May 06, 2010, 1:34 PM — When a piece of software is automatically installed on your computer without your knowledge, it's called malware. But what do you call it when Facebook apps are added to your profile without your knowledge? We discovered Wednesday that this is actually happening, and stopping it isn't as easy as checking a box in your privacy settings.
If you visit certain sites while logged in to Facebook, an app for those sites will be quietly added to your Facebook profile. You don't have to have a Facebook window open, you don't need to signed in to these sites for the apps to appear, and there doesn't appear to be an option to opt-out anywhere in Facebook's byzantine privacy settings.
These apps appear to be related to Facebook's sharing tools. The sites currently leaving this trail all have Facebook Connect integration, and the list includes heavyweights such as the Gawker network of blogs, the Washington Post, TechCrunch, CNET, New York Magazine, and formspring.me.
It isn't entirely clear what information these apps are pulling from user profiles or feeding back to Facebook. They don't show up automatically on profile pages, but if you go to an application's profile page, you can see a list of your friends who also have that app installed, essentially getting a unintentional peek at their browsing habits. On the other side there are sites like the Washington Post's, which has a Facebook Network News box showing a list of your friends who have recently shared a Washington Post article on Facebook.
How to block the apps
Opting out of Instant Personalization does not stop these apps from appearing. Unfortunately, removing these kinds of applications requires more vigilance than just un-checking a box.
To see a list of your current Facebook applications, click Account in the top right corner of Facebook, then select Application Settings from the drop down menu.
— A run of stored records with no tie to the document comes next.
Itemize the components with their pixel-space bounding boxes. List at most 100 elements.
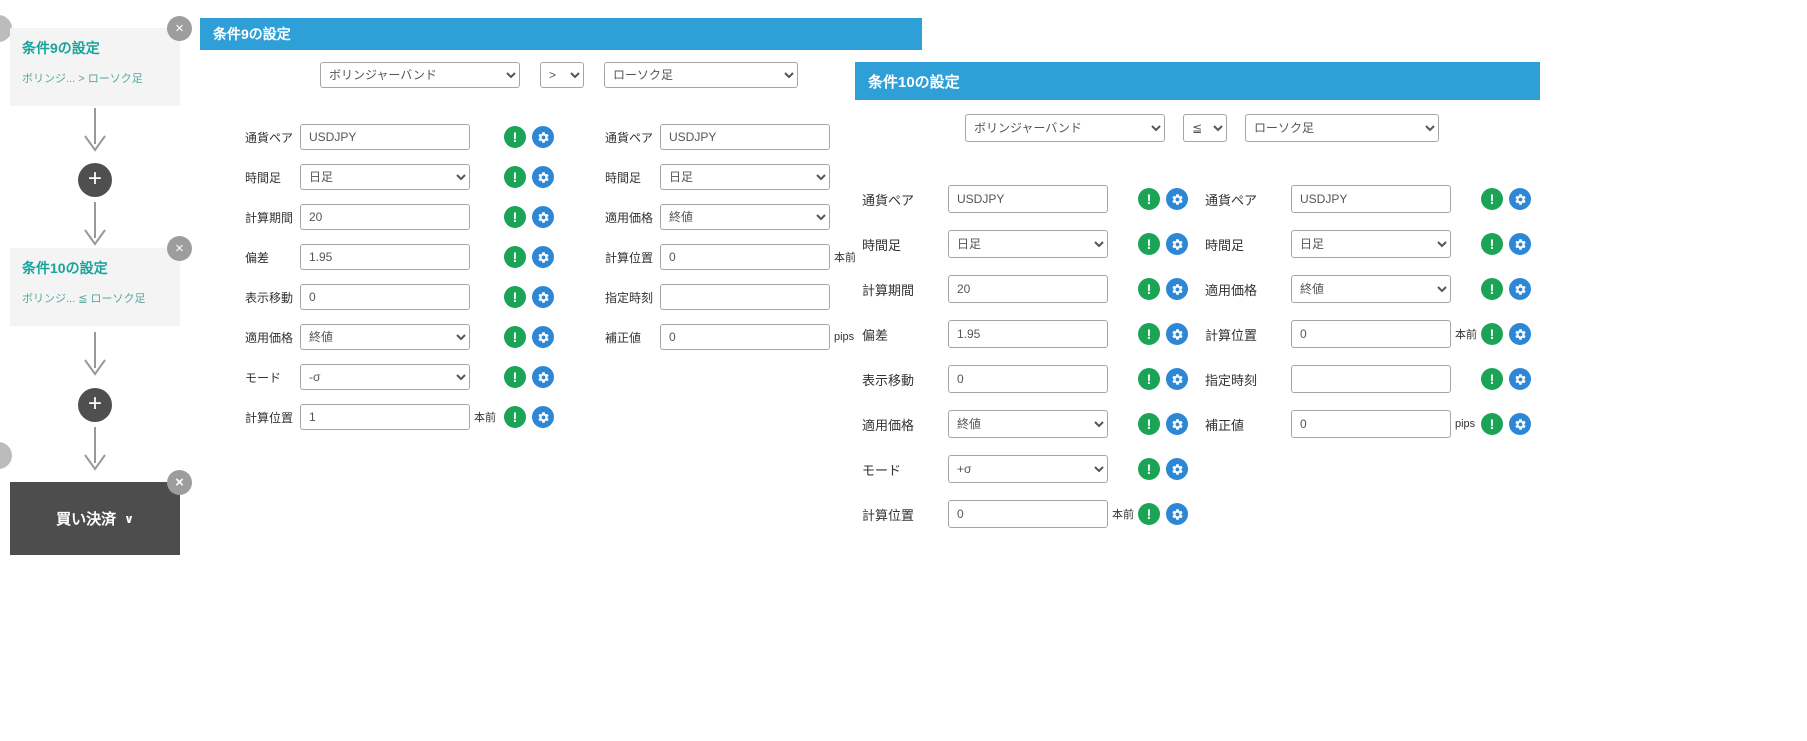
alert-icon[interactable]: ! <box>1138 368 1160 390</box>
alert-icon[interactable]: ! <box>504 286 526 308</box>
field-select[interactable]: +σ <box>948 455 1108 483</box>
gear-icon[interactable] <box>1509 233 1531 255</box>
close-icon[interactable] <box>0 442 12 469</box>
field-row: モード -σ! <box>245 364 554 390</box>
gear-icon[interactable] <box>1166 413 1188 435</box>
field-input[interactable] <box>1291 410 1451 438</box>
gear-icon[interactable] <box>532 286 554 308</box>
field-input[interactable] <box>1291 185 1451 213</box>
buy-settlement-button[interactable]: 買い決済 ∨ × <box>10 470 192 555</box>
gear-icon[interactable] <box>532 406 554 428</box>
field-suffix: 本前 <box>474 412 496 424</box>
field-input[interactable] <box>660 124 830 150</box>
field-row: 表示移動! <box>862 365 1188 393</box>
card-subtitle: ボリンジ... > ローソク足 <box>22 73 143 85</box>
condition-selector-row: ボリンジャーバンド > ローソク足 <box>200 50 922 88</box>
gear-icon[interactable] <box>532 326 554 348</box>
add-condition-button[interactable]: + <box>78 163 112 197</box>
alert-icon[interactable]: ! <box>1138 323 1160 345</box>
gear-icon[interactable] <box>1509 188 1531 210</box>
field-select[interactable]: 日足 <box>660 164 830 190</box>
alert-icon[interactable]: ! <box>1481 233 1503 255</box>
field-select[interactable]: 日足 <box>948 230 1108 258</box>
dialog-title: 条件9の設定 <box>200 18 922 50</box>
alert-icon[interactable]: ! <box>504 406 526 428</box>
condition-card-9[interactable]: 条件9の設定 ボリンジ... > ローソク足 × <box>10 16 192 106</box>
field-label: 時間足 <box>605 170 642 185</box>
target-select[interactable]: ローソク足 <box>1245 114 1439 142</box>
gear-icon[interactable] <box>1166 458 1188 480</box>
field-input[interactable] <box>660 284 830 310</box>
field-row: 補正値 pips! <box>1205 410 1531 438</box>
alert-icon[interactable]: ! <box>1481 278 1503 300</box>
field-input[interactable] <box>1291 320 1451 348</box>
add-condition-button[interactable]: + <box>78 388 112 422</box>
field-label: 補正値 <box>1205 417 1245 433</box>
field-input[interactable] <box>948 185 1108 213</box>
alert-icon[interactable]: ! <box>1138 503 1160 525</box>
alert-icon[interactable]: ! <box>1138 458 1160 480</box>
field-input[interactable] <box>300 244 470 270</box>
alert-icon[interactable]: ! <box>1138 278 1160 300</box>
field-select[interactable]: 日足 <box>1291 230 1451 258</box>
gear-icon[interactable] <box>532 246 554 268</box>
alert-icon[interactable]: ! <box>504 326 526 348</box>
gear-icon[interactable] <box>1509 323 1531 345</box>
alert-icon[interactable]: ! <box>504 126 526 148</box>
field-select[interactable]: -σ <box>300 364 470 390</box>
field-input[interactable] <box>300 284 470 310</box>
field-select[interactable]: 終値 <box>660 204 830 230</box>
alert-icon[interactable]: ! <box>1481 413 1503 435</box>
field-input[interactable] <box>300 204 470 230</box>
field-select[interactable]: 終値 <box>948 410 1108 438</box>
alert-icon[interactable]: ! <box>1138 188 1160 210</box>
alert-icon[interactable]: ! <box>1138 413 1160 435</box>
operator-select[interactable]: > <box>540 62 584 88</box>
gear-icon[interactable] <box>1166 368 1188 390</box>
field-input[interactable] <box>660 244 830 270</box>
gear-icon[interactable] <box>1166 233 1188 255</box>
alert-icon[interactable]: ! <box>1481 188 1503 210</box>
indicator-select[interactable]: ボリンジャーバンド <box>965 114 1165 142</box>
field-input[interactable] <box>948 500 1108 528</box>
alert-icon[interactable]: ! <box>504 366 526 388</box>
target-select[interactable]: ローソク足 <box>604 62 798 88</box>
field-input[interactable] <box>948 275 1108 303</box>
field-row: 通貨ペア! <box>245 124 554 150</box>
alert-icon[interactable]: ! <box>504 166 526 188</box>
gear-icon[interactable] <box>1166 503 1188 525</box>
settle-label: 買い決済 <box>56 511 117 528</box>
operator-select[interactable]: ≦ <box>1183 114 1227 142</box>
alert-icon[interactable]: ! <box>1481 368 1503 390</box>
alert-icon[interactable]: ! <box>504 206 526 228</box>
alert-icon[interactable]: ! <box>1481 323 1503 345</box>
close-icon[interactable]: × <box>167 16 192 41</box>
field-input[interactable] <box>300 404 470 430</box>
field-input[interactable] <box>300 124 470 150</box>
close-icon[interactable]: × <box>167 236 192 261</box>
gear-icon[interactable] <box>1509 413 1531 435</box>
gear-icon[interactable] <box>532 206 554 228</box>
field-input[interactable] <box>948 320 1108 348</box>
gear-icon[interactable] <box>1166 323 1188 345</box>
gear-icon[interactable] <box>532 366 554 388</box>
alert-icon[interactable]: ! <box>504 246 526 268</box>
field-select[interactable]: 終値 <box>1291 275 1451 303</box>
close-icon[interactable]: × <box>167 470 192 495</box>
field-label: モード <box>862 462 902 478</box>
condition-card-10[interactable]: 条件10の設定 ボリンジ... ≦ ローソク足 × <box>10 236 192 326</box>
gear-icon[interactable] <box>1509 278 1531 300</box>
gear-icon[interactable] <box>1166 278 1188 300</box>
field-input[interactable] <box>1291 365 1451 393</box>
gear-icon[interactable] <box>532 166 554 188</box>
field-input[interactable] <box>948 365 1108 393</box>
gear-icon[interactable] <box>1509 368 1531 390</box>
alert-icon[interactable]: ! <box>1138 233 1160 255</box>
field-select[interactable]: 日足 <box>300 164 470 190</box>
field-select[interactable]: 終値 <box>300 324 470 350</box>
gear-icon[interactable] <box>1166 188 1188 210</box>
field-input[interactable] <box>660 324 830 350</box>
indicator-select[interactable]: ボリンジャーバンド <box>320 62 520 88</box>
field-label: 計算位置 <box>605 250 654 265</box>
gear-icon[interactable] <box>532 126 554 148</box>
If you click on the Edit Settings link for one of the new applications, you'll always see one tab called Additional Permissions that has a box that's unchecked by default. Checking it will give that application permission to "Publish recent activity (one line stories) to [your] wall." Sometimes there is a second tab with an option to add a bookmark for that link to your wall. And a few apps also have a Profile tab where you can add a Tab to your profile for that site and pick its privacy level.